Todkranker Friedensnobelpreisträger darf nicht aus China ausreisen
Peking/Shenyang/Wien (APA/dpa) - China hat eine Ausreise des todkranken chinesischen Friedensnobelpreisträgers Liu Xiaobo mit seiner Frau Li...
Peking/Shenyang/Wien (APA/dpa) - China hat eine Ausreise des todkranken chinesischen Friedensnobelpreisträgers Liu Xiaobo mit seiner Frau Liu Xia, die in Peking seit sieben Jahren unter Hausarrest steht, zur medizinischen Behandlung im Ausland abgelehnt. Das bestätigte Lius Anwalt Shang Baojun am Donnerstag der Deutschen Presse-Agentur in Peking. Der Bürgerrechtler leidet unter Leberkrebs im Endstadium.

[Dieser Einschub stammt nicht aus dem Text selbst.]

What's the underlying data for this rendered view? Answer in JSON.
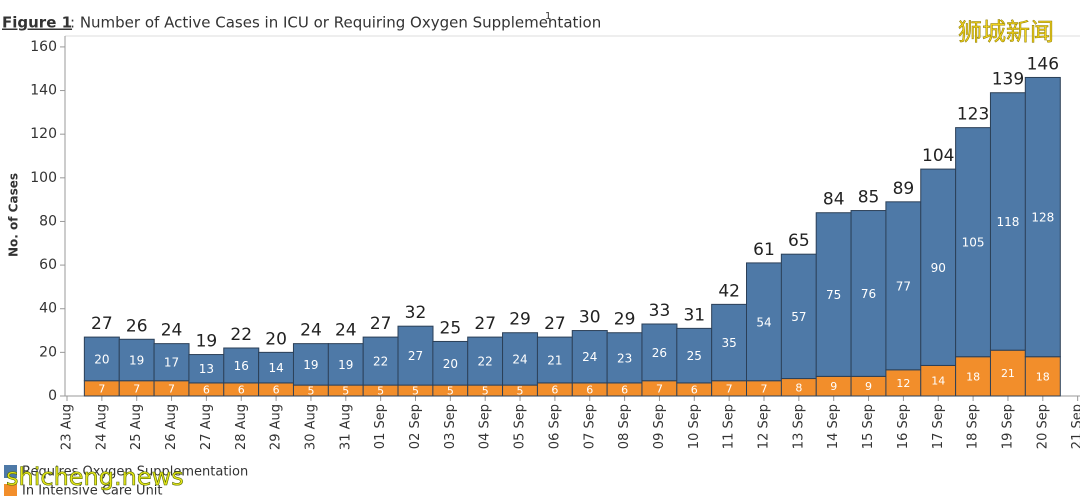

Ein Vertreter des Pekinger Justizministeriums habe am Donnerstag vor EU-Delegierten und dem deutschen sowie dem US-Botschafter erklärt, dass Liu sich in einem schlechten Zustand befinde und nicht transportiert werden könne.
Nach Angaben seines Anwalts ist eine Ausreise zur Behandlung durchaus möglich, wenn „Bewährung aus medizinischen Gründen“ gewährt werde. Es gebe „Präzedenzfälle“, sagte Shang Baojun, obwohl das Gesetz in der Regel keine Ausreise erlaubt, wenn Straftäter ihre Strafe noch nicht abgesessen oder auch „gegen die nationale Sicherheit und Interessen verstoßen“ haben. Liu Xiaobo ist nicht freigelassen, sondern muss seine Haftzeit weiter absitzen und wird auch im Spital der Medizinischen Universität in Shenyang streng bewacht.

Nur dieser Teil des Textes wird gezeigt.